A: And don’t forget the car wash and the chicken farm. I doubt all of those supposedly colorful experiences put together have provided more than a couple of details for my fiction. What’s important is the cast of mind that led a smart kid–second in his high school class!–to do all this stuff until the prospects started to scare him. The tension between my respectable job in corporate journalism and my bohemian roughneck period is part of what’s behind doubleminded characters like Peter Jernigan and Doug Willis. And yes, if anybody calls looking for a string band, you’ve got that number I gave you.
Q: You weave a lot of song lyrics throughout Preston Falls. Do you listen to music while you write?
A: No, I can’t. I tend to focus on it and get distracted, especially if it’s got words. Years ago, when I first started writing fiction, I’d sometimes write while playing late-period John Coltrane, the squealing-and-shrieking stuff, on the theory that it would energize me, or that I could somehow piggyback on his creativity, or simply that it was a cool thing to do. I didn’t keep it up for long. Now, once in a great while, if I’ve got some more or less mechanical work to do–typing longhand revisions into the computer, say–I might play something appropriately relentless. Miles Davis, Jack Johnson, the Chemical Brothers and a bunch of coffee got me through a couple of late nights with Preston Falls. And my printer’s so antiquated that I was able to listen to all of Parsifal while printing out an early, 750-page version of the novel, tearing the sidestrips off the fanfold paper and numbering the pages.
Q: You have lived through one of publishing’s worst nightmares–your original manuscript of Preston Falls, loaded with changes representing a couple of months of work, went up in flames with a number of others in a truck fire. How did the novel change as a result?
A: I guess I’ll never know, will I? The hell of it is, in going back over the book, I could remember some of the problems I’d found, but not my brilliant solutions.

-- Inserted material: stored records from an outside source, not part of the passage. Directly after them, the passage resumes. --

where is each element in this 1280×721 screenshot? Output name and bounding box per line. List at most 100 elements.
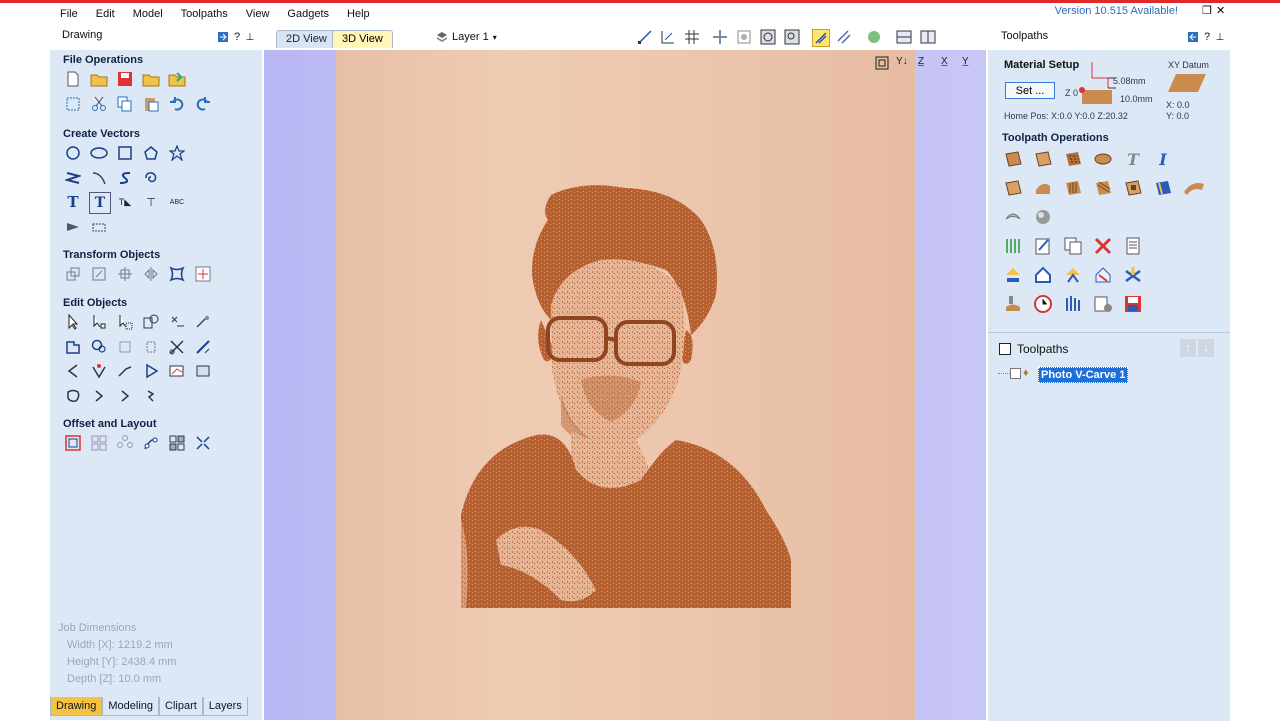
cut-icon[interactable]: [89, 94, 109, 114]
copy-toolpath-icon[interactable]: [1062, 235, 1084, 257]
draw-curve-icon[interactable]: [115, 168, 135, 188]
extend-icon[interactable]: [115, 361, 135, 381]
menu-help[interactable]: Help: [337, 8, 378, 20]
measure-icon[interactable]: [89, 217, 109, 237]
text-box-icon[interactable]: T: [89, 192, 111, 214]
draw-ellipse-icon[interactable]: [89, 143, 109, 163]
drilling-toolpath-icon[interactable]: [1062, 148, 1084, 170]
new-file-icon[interactable]: [63, 69, 83, 89]
import-icon[interactable]: [167, 69, 187, 89]
menu-gadgets[interactable]: Gadgets: [277, 8, 337, 20]
vcarve-toolpath-icon[interactable]: T: [1122, 148, 1144, 170]
view-front-icon[interactable]: X̲: [941, 56, 948, 67]
tab-2d-view[interactable]: 2D View: [276, 30, 337, 48]
view-top-icon[interactable]: Z̲: [918, 56, 924, 67]
undo-icon[interactable]: [167, 94, 187, 114]
circular-array-icon[interactable]: [115, 433, 135, 453]
text-on-curve-icon[interactable]: T◣: [115, 192, 135, 212]
bitmap-trace-icon[interactable]: [167, 361, 187, 381]
view-side-icon[interactable]: Y̲: [962, 56, 969, 67]
roughing-toolpath-icon[interactable]: [1002, 206, 1024, 228]
help-icon[interactable]: ?: [232, 29, 242, 45]
template-save-icon[interactable]: [1092, 264, 1114, 286]
version-notice[interactable]: Version 10.515 Available!: [1055, 5, 1178, 17]
zoom-extents-icon[interactable]: [760, 29, 776, 45]
draw-text-icon[interactable]: T: [63, 192, 83, 212]
tab-3d-view[interactable]: 3D View: [332, 30, 393, 48]
recalculate-icon[interactable]: [1002, 264, 1024, 286]
menu-file[interactable]: File: [50, 8, 86, 20]
scissors-icon[interactable]: [167, 337, 187, 357]
wrapped-toolpath-icon[interactable]: [1152, 177, 1174, 199]
prism-toolpath-icon[interactable]: [1032, 177, 1054, 199]
pushpin-icon[interactable]: ⊥: [246, 29, 255, 45]
open-file-icon[interactable]: [89, 69, 109, 89]
draw-star-icon[interactable]: [167, 143, 187, 163]
split-view-icon[interactable]: [896, 29, 912, 45]
offset-vectors-icon[interactable]: [63, 433, 83, 453]
tab-modeling[interactable]: Modeling: [102, 697, 159, 716]
distort-icon[interactable]: [167, 264, 187, 284]
merge-toolpaths-icon[interactable]: [1032, 264, 1054, 286]
nest-icon[interactable]: [63, 386, 83, 406]
layer-selector[interactable]: Layer 1 ▾: [436, 31, 497, 43]
move-down-icon[interactable]: ↓: [1198, 339, 1214, 357]
save-icon[interactable]: [115, 69, 135, 89]
view-isometric-icon[interactable]: Y↓: [896, 56, 908, 67]
toolpath-item[interactable]: Photo V-Carve 1: [1038, 367, 1129, 383]
material-set-button[interactable]: Set ...: [1005, 82, 1055, 99]
move-icon[interactable]: [63, 264, 83, 284]
join-icon[interactable]: [89, 337, 109, 357]
tile-view-icon[interactable]: [920, 29, 936, 45]
inlay-toolpath-icon[interactable]: I: [1152, 148, 1174, 170]
quick-engrave-icon[interactable]: [1092, 148, 1114, 170]
mirror-icon[interactable]: [141, 264, 161, 284]
moulding-toolpath-icon[interactable]: [1002, 177, 1024, 199]
toolpath-item-checkbox[interactable]: [1010, 368, 1021, 379]
open-folder-icon[interactable]: [141, 69, 161, 89]
nesting-icon[interactable]: [167, 433, 187, 453]
draw-line-icon[interactable]: [637, 29, 653, 45]
tool-database-icon[interactable]: [1002, 235, 1024, 257]
toolpaths-checkbox[interactable]: [999, 343, 1011, 355]
toolpath-templates-icon[interactable]: [1062, 264, 1084, 286]
xy-datum-icon[interactable]: [1166, 72, 1210, 94]
offset-icon[interactable]: [89, 386, 109, 406]
toolpath-tabs-icon[interactable]: [1122, 264, 1144, 286]
zoom-box-icon[interactable]: [736, 29, 752, 45]
move-up-icon[interactable]: ↑: [1180, 339, 1196, 357]
snap-icon[interactable]: [660, 29, 676, 45]
material-shade-icon[interactable]: [866, 29, 882, 45]
break-icon[interactable]: [141, 386, 161, 406]
copy-icon[interactable]: [115, 94, 135, 114]
zoom-fit-icon[interactable]: [784, 29, 800, 45]
node-smooth-icon[interactable]: [89, 361, 109, 381]
draw-spiral-icon[interactable]: [141, 168, 161, 188]
align-icon[interactable]: [115, 264, 135, 284]
fillet-icon[interactable]: [193, 337, 213, 357]
render-mode-icon[interactable]: [812, 29, 830, 47]
toolpath-settings-icon[interactable]: [1092, 293, 1114, 315]
draw-polyline-icon[interactable]: [63, 168, 83, 188]
pan-icon[interactable]: [712, 29, 728, 45]
close-icon[interactable]: ✕: [1216, 4, 1225, 17]
draw-rectangle-icon[interactable]: [115, 143, 135, 163]
interactive-transform-icon[interactable]: [115, 312, 135, 332]
auto-layout-icon[interactable]: [193, 433, 213, 453]
menu-edit[interactable]: Edit: [86, 8, 123, 20]
draw-circle-icon[interactable]: [63, 143, 83, 163]
auto-layout-text-icon[interactable]: ⊤: [141, 192, 161, 212]
machining-time-icon[interactable]: [1032, 293, 1054, 315]
pocket-toolpath-icon[interactable]: [1032, 148, 1054, 170]
grid-icon[interactable]: [684, 29, 700, 45]
edit-toolpath-icon[interactable]: [1032, 235, 1054, 257]
select-pointer-icon[interactable]: [63, 312, 83, 332]
close-vectors-icon[interactable]: [141, 361, 161, 381]
pin-panel-icon[interactable]: [217, 29, 229, 45]
weld-icon[interactable]: [63, 337, 83, 357]
select-all-icon[interactable]: [63, 94, 83, 114]
tab-drawing[interactable]: Drawing: [50, 697, 103, 716]
arc-text-icon[interactable]: ABC: [167, 192, 187, 212]
copy-along-vectors-icon[interactable]: [141, 433, 161, 453]
menu-model[interactable]: Model: [123, 8, 171, 20]
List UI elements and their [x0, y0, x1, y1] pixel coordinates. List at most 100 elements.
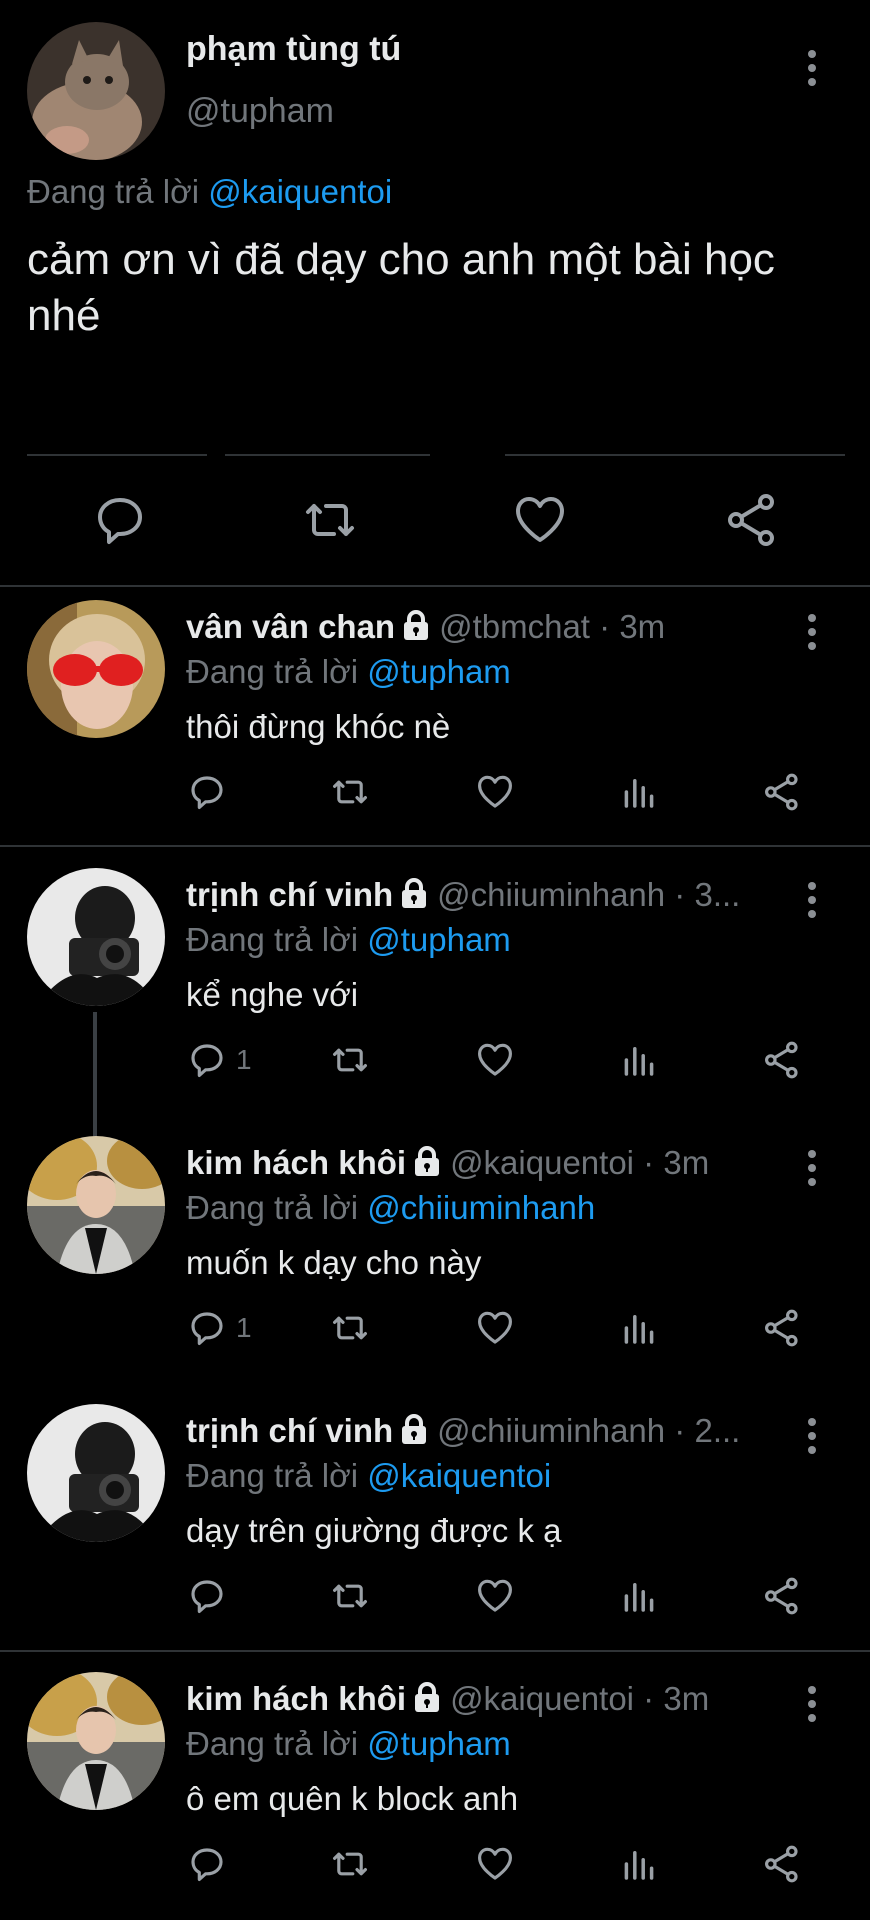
- divider: [27, 454, 207, 456]
- reply-header: trịnh chí vinh @chiiuminhanh · 3...: [186, 876, 806, 917]
- more-vertical-icon[interactable]: [800, 1148, 824, 1188]
- heart-icon[interactable]: [474, 1574, 516, 1618]
- analytics-icon[interactable]: [618, 1038, 660, 1082]
- main-author-handle[interactable]: @tupham: [186, 92, 334, 131]
- lock-icon: [412, 1681, 442, 1721]
- main-author-name[interactable]: phạm tùng tú: [186, 30, 401, 69]
- reply-time: 3...: [694, 876, 741, 913]
- avatar[interactable]: [27, 600, 165, 738]
- reply-icon[interactable]: [90, 490, 150, 550]
- reply-text: ô em quên k block anh: [186, 1780, 519, 1817]
- reply-author-name[interactable]: trịnh chí vinh: [186, 1412, 393, 1449]
- reply-tweet[interactable]: trịnh chí vinh @chiiuminhanh · 3... Đang …: [0, 858, 870, 1125]
- more-vertical-icon[interactable]: [800, 612, 824, 652]
- reply-count: 1: [236, 1044, 252, 1075]
- separator-dot: ·: [634, 1144, 664, 1181]
- reply-tweet[interactable]: kim hách khôi @kaiquentoi · 3m Đang trả l…: [0, 1662, 870, 1920]
- more-vertical-icon[interactable]: [800, 1416, 824, 1456]
- reply-tweet[interactable]: kim hách khôi @kaiquentoi · 3m Đang trả l…: [0, 1126, 870, 1393]
- reply-time: 3m: [619, 608, 666, 645]
- reply-count: 1: [236, 1312, 252, 1343]
- more-vertical-icon[interactable]: [800, 48, 824, 88]
- reply-author-handle[interactable]: @chiiuminhanh: [437, 876, 665, 913]
- heart-icon[interactable]: [474, 1842, 516, 1886]
- retweet-icon[interactable]: [329, 1306, 371, 1350]
- more-vertical-icon[interactable]: [800, 1684, 824, 1724]
- reply-icon: [191, 1044, 223, 1077]
- share-icon[interactable]: [761, 1038, 803, 1082]
- replying-prefix: Đang trả lời: [186, 1457, 368, 1494]
- avatar[interactable]: [27, 868, 165, 1006]
- retweet-icon[interactable]: [300, 490, 360, 550]
- reply-text: muốn k dạy cho này: [186, 1244, 482, 1281]
- retweet-icon[interactable]: [329, 1842, 371, 1886]
- replying-prefix: Đang trả lời: [186, 1725, 368, 1762]
- main-avatar[interactable]: [27, 22, 165, 160]
- heart-icon[interactable]: [474, 1038, 516, 1082]
- share-icon[interactable]: [761, 770, 803, 814]
- separator-dot: ·: [634, 1680, 664, 1717]
- heart-icon[interactable]: [474, 1306, 516, 1350]
- retweet-icon[interactable]: [329, 770, 371, 814]
- replying-mention[interactable]: @chiiuminhanh: [367, 1189, 595, 1226]
- replying-to: Đang trả lời @tupham: [186, 653, 511, 691]
- share-icon[interactable]: [722, 490, 782, 550]
- reply-author-name[interactable]: kim hách khôi: [186, 1144, 406, 1181]
- share-icon[interactable]: [761, 1306, 803, 1350]
- reply-header: kim hách khôi @kaiquentoi · 3m: [186, 1680, 806, 1721]
- reply-text: thôi đừng khóc nè: [186, 708, 451, 745]
- retweet-icon[interactable]: [329, 1574, 371, 1618]
- analytics-icon[interactable]: [618, 1574, 660, 1618]
- reply-author-handle[interactable]: @kaiquentoi: [450, 1680, 634, 1717]
- retweet-icon[interactable]: [329, 1038, 371, 1082]
- replying-mention[interactable]: @kaiquentoi: [208, 173, 392, 210]
- replying-prefix: Đang trả lời: [186, 1189, 368, 1226]
- reply-header: vân vân chan @tbmchat · 3m: [186, 608, 806, 649]
- reply-author-handle[interactable]: @tbmchat: [439, 608, 590, 645]
- avatar[interactable]: [27, 1136, 165, 1274]
- reply-icon: [191, 1580, 223, 1613]
- analytics-icon[interactable]: [618, 1306, 660, 1350]
- replying-prefix: Đang trả lời: [186, 921, 368, 958]
- more-vertical-icon[interactable]: [800, 880, 824, 920]
- divider: [225, 454, 430, 456]
- reply-time: 2...: [694, 1412, 741, 1449]
- replying-mention[interactable]: @tupham: [367, 921, 511, 958]
- heart-icon[interactable]: [474, 770, 516, 814]
- heart-icon[interactable]: [510, 490, 570, 550]
- replying-mention[interactable]: @tupham: [367, 1725, 511, 1762]
- reply-text: kể nghe với: [186, 976, 359, 1013]
- reply-tweet[interactable]: trịnh chí vinh @chiiuminhanh · 2... Đang …: [0, 1394, 870, 1648]
- avatar[interactable]: [27, 1672, 165, 1810]
- reply-button[interactable]: [186, 770, 236, 814]
- reply-author-handle[interactable]: @kaiquentoi: [450, 1144, 634, 1181]
- reply-action-bar: [186, 1842, 826, 1886]
- reply-button[interactable]: 1: [186, 1038, 252, 1082]
- lock-icon: [399, 1413, 429, 1453]
- main-tweet-text: cảm ơn vì đã dạy cho anh một bài học nhé: [27, 235, 775, 340]
- replying-mention[interactable]: @kaiquentoi: [367, 1457, 551, 1494]
- reply-button[interactable]: 1: [186, 1306, 252, 1350]
- replying-mention[interactable]: @tupham: [367, 653, 511, 690]
- avatar[interactable]: [27, 1404, 165, 1542]
- reply-time: 3m: [663, 1144, 710, 1181]
- reply-tweet[interactable]: vân vân chan @tbmchat · 3m Đang trả lời @…: [0, 590, 870, 845]
- reply-button[interactable]: [186, 1574, 236, 1618]
- reply-author-handle[interactable]: @chiiuminhanh: [437, 1412, 665, 1449]
- reply-button[interactable]: [186, 1842, 236, 1886]
- replying-prefix: Đang trả lời: [186, 653, 368, 690]
- analytics-icon[interactable]: [618, 1842, 660, 1886]
- replying-to: Đang trả lời @kaiquentoi: [186, 1457, 551, 1495]
- reply-icon: [191, 1312, 223, 1345]
- share-icon[interactable]: [761, 1574, 803, 1618]
- reply-author-name[interactable]: vân vân chan: [186, 608, 395, 645]
- lock-icon: [412, 1145, 442, 1185]
- reply-author-name[interactable]: kim hách khôi: [186, 1680, 406, 1717]
- analytics-icon[interactable]: [618, 770, 660, 814]
- reply-author-name[interactable]: trịnh chí vinh: [186, 876, 393, 913]
- share-icon[interactable]: [761, 1842, 803, 1886]
- reply-icon: [191, 1848, 223, 1881]
- replying-to: Đang trả lời @tupham: [186, 1725, 511, 1763]
- separator-dot: ·: [665, 1412, 695, 1449]
- replying-prefix: Đang trả lời: [27, 173, 209, 210]
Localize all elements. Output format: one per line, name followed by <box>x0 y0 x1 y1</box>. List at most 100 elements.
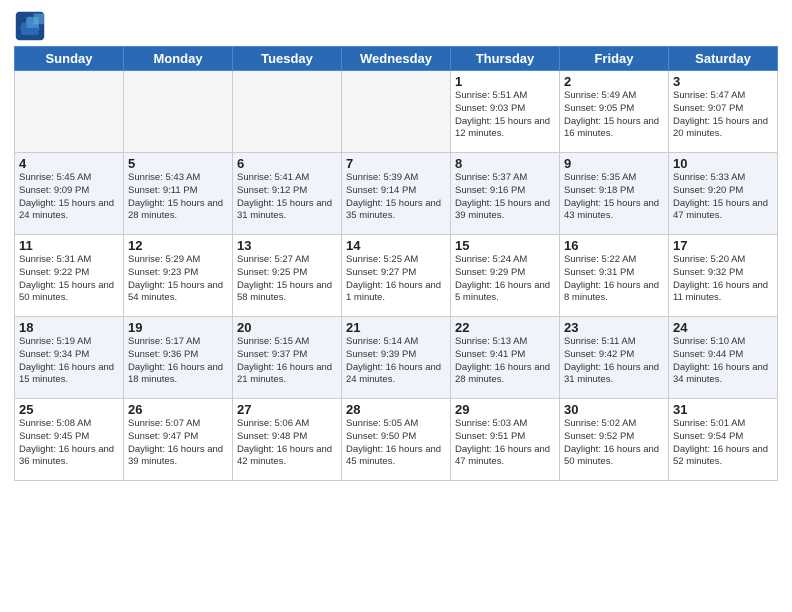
day-info: Sunrise: 5:07 AMSunset: 9:47 PMDaylight:… <box>128 418 228 469</box>
day-info: Sunrise: 5:25 AMSunset: 9:27 PMDaylight:… <box>346 254 446 305</box>
calendar-cell: 2Sunrise: 5:49 AMSunset: 9:05 PMDaylight… <box>560 71 669 153</box>
day-info: Sunrise: 5:22 AMSunset: 9:31 PMDaylight:… <box>564 254 664 305</box>
calendar-cell: 29Sunrise: 5:03 AMSunset: 9:51 PMDayligh… <box>451 399 560 481</box>
calendar-cell: 15Sunrise: 5:24 AMSunset: 9:29 PMDayligh… <box>451 235 560 317</box>
calendar-cell: 9Sunrise: 5:35 AMSunset: 9:18 PMDaylight… <box>560 153 669 235</box>
day-info: Sunrise: 5:47 AMSunset: 9:07 PMDaylight:… <box>673 90 773 141</box>
calendar-cell: 13Sunrise: 5:27 AMSunset: 9:25 PMDayligh… <box>233 235 342 317</box>
day-number: 11 <box>19 238 119 253</box>
calendar-cell <box>233 71 342 153</box>
day-number: 25 <box>19 402 119 417</box>
calendar-cell: 22Sunrise: 5:13 AMSunset: 9:41 PMDayligh… <box>451 317 560 399</box>
day-number: 13 <box>237 238 337 253</box>
calendar: SundayMondayTuesdayWednesdayThursdayFrid… <box>14 46 778 481</box>
day-info: Sunrise: 5:43 AMSunset: 9:11 PMDaylight:… <box>128 172 228 223</box>
day-info: Sunrise: 5:13 AMSunset: 9:41 PMDaylight:… <box>455 336 555 387</box>
calendar-cell: 25Sunrise: 5:08 AMSunset: 9:45 PMDayligh… <box>15 399 124 481</box>
day-number: 12 <box>128 238 228 253</box>
calendar-cell: 4Sunrise: 5:45 AMSunset: 9:09 PMDaylight… <box>15 153 124 235</box>
day-number: 4 <box>19 156 119 171</box>
calendar-cell: 31Sunrise: 5:01 AMSunset: 9:54 PMDayligh… <box>669 399 778 481</box>
day-number: 16 <box>564 238 664 253</box>
day-info: Sunrise: 5:19 AMSunset: 9:34 PMDaylight:… <box>19 336 119 387</box>
day-info: Sunrise: 5:11 AMSunset: 9:42 PMDaylight:… <box>564 336 664 387</box>
calendar-cell <box>15 71 124 153</box>
logo-icon <box>14 10 46 42</box>
calendar-cell: 28Sunrise: 5:05 AMSunset: 9:50 PMDayligh… <box>342 399 451 481</box>
header <box>14 10 778 42</box>
calendar-cell: 5Sunrise: 5:43 AMSunset: 9:11 PMDaylight… <box>124 153 233 235</box>
calendar-cell: 8Sunrise: 5:37 AMSunset: 9:16 PMDaylight… <box>451 153 560 235</box>
day-info: Sunrise: 5:33 AMSunset: 9:20 PMDaylight:… <box>673 172 773 223</box>
day-number: 15 <box>455 238 555 253</box>
day-number: 26 <box>128 402 228 417</box>
calendar-week-5: 25Sunrise: 5:08 AMSunset: 9:45 PMDayligh… <box>15 399 778 481</box>
day-header-tuesday: Tuesday <box>233 47 342 71</box>
day-number: 17 <box>673 238 773 253</box>
day-number: 19 <box>128 320 228 335</box>
day-number: 28 <box>346 402 446 417</box>
day-info: Sunrise: 5:39 AMSunset: 9:14 PMDaylight:… <box>346 172 446 223</box>
calendar-week-2: 4Sunrise: 5:45 AMSunset: 9:09 PMDaylight… <box>15 153 778 235</box>
day-number: 2 <box>564 74 664 89</box>
calendar-cell: 14Sunrise: 5:25 AMSunset: 9:27 PMDayligh… <box>342 235 451 317</box>
day-info: Sunrise: 5:27 AMSunset: 9:25 PMDaylight:… <box>237 254 337 305</box>
calendar-cell: 10Sunrise: 5:33 AMSunset: 9:20 PMDayligh… <box>669 153 778 235</box>
day-info: Sunrise: 5:02 AMSunset: 9:52 PMDaylight:… <box>564 418 664 469</box>
calendar-cell: 23Sunrise: 5:11 AMSunset: 9:42 PMDayligh… <box>560 317 669 399</box>
day-info: Sunrise: 5:06 AMSunset: 9:48 PMDaylight:… <box>237 418 337 469</box>
day-info: Sunrise: 5:10 AMSunset: 9:44 PMDaylight:… <box>673 336 773 387</box>
day-header-sunday: Sunday <box>15 47 124 71</box>
calendar-week-3: 11Sunrise: 5:31 AMSunset: 9:22 PMDayligh… <box>15 235 778 317</box>
calendar-cell: 27Sunrise: 5:06 AMSunset: 9:48 PMDayligh… <box>233 399 342 481</box>
day-number: 10 <box>673 156 773 171</box>
calendar-cell: 1Sunrise: 5:51 AMSunset: 9:03 PMDaylight… <box>451 71 560 153</box>
day-number: 23 <box>564 320 664 335</box>
day-number: 18 <box>19 320 119 335</box>
calendar-cell: 30Sunrise: 5:02 AMSunset: 9:52 PMDayligh… <box>560 399 669 481</box>
logo <box>14 10 48 42</box>
calendar-cell: 3Sunrise: 5:47 AMSunset: 9:07 PMDaylight… <box>669 71 778 153</box>
calendar-cell: 18Sunrise: 5:19 AMSunset: 9:34 PMDayligh… <box>15 317 124 399</box>
day-header-saturday: Saturday <box>669 47 778 71</box>
calendar-cell: 12Sunrise: 5:29 AMSunset: 9:23 PMDayligh… <box>124 235 233 317</box>
day-header-monday: Monday <box>124 47 233 71</box>
day-info: Sunrise: 5:45 AMSunset: 9:09 PMDaylight:… <box>19 172 119 223</box>
day-number: 3 <box>673 74 773 89</box>
calendar-cell: 26Sunrise: 5:07 AMSunset: 9:47 PMDayligh… <box>124 399 233 481</box>
day-info: Sunrise: 5:37 AMSunset: 9:16 PMDaylight:… <box>455 172 555 223</box>
day-info: Sunrise: 5:31 AMSunset: 9:22 PMDaylight:… <box>19 254 119 305</box>
day-header-wednesday: Wednesday <box>342 47 451 71</box>
calendar-cell <box>124 71 233 153</box>
day-info: Sunrise: 5:14 AMSunset: 9:39 PMDaylight:… <box>346 336 446 387</box>
day-number: 24 <box>673 320 773 335</box>
calendar-cell: 19Sunrise: 5:17 AMSunset: 9:36 PMDayligh… <box>124 317 233 399</box>
day-info: Sunrise: 5:29 AMSunset: 9:23 PMDaylight:… <box>128 254 228 305</box>
day-info: Sunrise: 5:05 AMSunset: 9:50 PMDaylight:… <box>346 418 446 469</box>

Fortunately, I had a handwritten draft of a couple of absolutely crucial paragraphs near the end, but the rest of the changes had to be reinvented. I suspect Preston Falls actually ended up a little better as a result of this bizarre disaster. I know that I took out some of my fury by cutting slow stuff I might have been willing to tolerate. But I’d still love to see that lost version now, in sort of the same way I’d love to know if Mallory made it to the summit of Everest, or who really killed JFK.
Q: What are you working on now?
A: Nag, nag, nag. Yes, I’m well aware I’ve got a contract for a book of short stories, thank you very much. I’m trying to rescue an old story that’s never quite worked, and I’ve started a new one that I don’t know what I think of. The characters and situation seem promising, but it might be a good idea to make something happen in it eventually.